L'expérience de la maladie devient alors l'occasion de changer, de laisser l'ancien derrière nous et de saisir l'opportunité de mieux comprendre qui nous sommes et ce que nous souhaitons vraiment faire de notre vie...une vie si éphémère que nous oublions malheureusement de vivre pleinement, pris dans le tourbillon des obligations du quotidien. 

Nous croyons bien souvent nous connaître mais nous vivons en fait dans une illusion de nous-même : notre éducation, la société, le regard des autres sont autant d'obstacles que nous ne parvenons pas toujours à dépasser pour nous positionner en tant que personne unique.

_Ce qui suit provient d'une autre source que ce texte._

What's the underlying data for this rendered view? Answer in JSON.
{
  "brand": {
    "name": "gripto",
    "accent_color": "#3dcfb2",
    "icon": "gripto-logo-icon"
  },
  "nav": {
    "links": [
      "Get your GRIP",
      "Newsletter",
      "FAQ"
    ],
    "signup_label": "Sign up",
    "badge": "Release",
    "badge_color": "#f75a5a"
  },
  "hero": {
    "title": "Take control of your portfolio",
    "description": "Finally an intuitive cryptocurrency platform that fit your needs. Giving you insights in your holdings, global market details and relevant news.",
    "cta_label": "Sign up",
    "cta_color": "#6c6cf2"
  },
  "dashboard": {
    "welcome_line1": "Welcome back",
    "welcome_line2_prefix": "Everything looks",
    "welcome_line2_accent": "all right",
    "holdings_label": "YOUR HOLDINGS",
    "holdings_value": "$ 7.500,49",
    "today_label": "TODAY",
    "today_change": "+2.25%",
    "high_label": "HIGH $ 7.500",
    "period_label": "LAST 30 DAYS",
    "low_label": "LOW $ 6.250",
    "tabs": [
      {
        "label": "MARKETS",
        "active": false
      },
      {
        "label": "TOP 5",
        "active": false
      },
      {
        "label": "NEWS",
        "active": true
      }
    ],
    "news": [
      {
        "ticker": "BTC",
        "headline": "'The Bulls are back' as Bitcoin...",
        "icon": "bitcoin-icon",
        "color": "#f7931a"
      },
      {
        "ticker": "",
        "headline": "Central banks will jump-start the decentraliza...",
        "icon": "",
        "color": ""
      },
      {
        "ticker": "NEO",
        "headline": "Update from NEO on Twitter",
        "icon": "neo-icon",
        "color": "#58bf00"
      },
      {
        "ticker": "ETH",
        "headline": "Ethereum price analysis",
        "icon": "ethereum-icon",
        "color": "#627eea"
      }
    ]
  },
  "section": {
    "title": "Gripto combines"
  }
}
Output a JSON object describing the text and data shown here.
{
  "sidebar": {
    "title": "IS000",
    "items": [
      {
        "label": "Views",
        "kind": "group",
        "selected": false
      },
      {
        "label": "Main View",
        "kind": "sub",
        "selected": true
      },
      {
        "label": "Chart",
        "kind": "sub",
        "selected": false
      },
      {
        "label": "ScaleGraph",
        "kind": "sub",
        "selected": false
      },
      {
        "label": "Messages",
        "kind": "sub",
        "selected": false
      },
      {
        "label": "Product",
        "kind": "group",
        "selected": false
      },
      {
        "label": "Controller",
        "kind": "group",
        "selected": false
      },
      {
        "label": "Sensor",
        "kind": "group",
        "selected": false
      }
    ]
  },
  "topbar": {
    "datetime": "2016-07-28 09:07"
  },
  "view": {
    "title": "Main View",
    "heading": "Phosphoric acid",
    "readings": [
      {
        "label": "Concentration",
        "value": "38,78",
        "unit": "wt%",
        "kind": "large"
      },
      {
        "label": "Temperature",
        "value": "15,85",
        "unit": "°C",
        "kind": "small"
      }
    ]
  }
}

Se démarquer dérange, la société prône davantage les bienfaits de la pensée commune et des comportements identiques. Dans les temps actuels, il n'est pas naturel d'être soi-même. Or notre singularité est un trésor et nous avons le droit de la revendiquer. Nous nous le devons à nous même. 

Et la maladie nous le rappelle. Certes, avec une grande violence. Mais porter un masque et ne pas être qui l'on est réellement, n'est-ce pas là aussi une véritable violence envers nous même que nous nous infligeons chaque jour ? 

A force de croire des choses sur nous-mêmes, nous finissons par devenir ce que nous croyons être. Il ne reste alors plus qu'une possibilité pour notre corps de s'exprimer : la maladie comme langage.

L'incertitude, le sentiment de malaise sont d'excellents points de départ pour découvrir, croître, changer. Il s'agit de lâcher prise sur la personne que l'on était avant, et de trouver le courage de se relancer dans l'aventure de sa propre existence. Car il n'y a pas qu'une seule version de nous-même. 

La vie est faite de ruptures et elle nous pousse malgré nous à bâtir à nouveau des repères que l'on a pourtant mis si longtemps à construire parfois... quelle frustration ! Et pourtant... 

Accepter de renoncer à certaines choses, certains schémas que nous avions élaboré pour surmonter les difficultés de la vie mais qui finissent aujourd'hui par nous emprisonner. Lâcher prise sur ses peurs. Renoncer pour mieux se comprendre. Ce chemin est douloureux mais je comprends mieux avec le temps pourquoi il est essentiel...

Finalement, il faut du courage pour affronter la maladie mais il en faut encore plus pour oser découvrir la profondeur de notre humanité.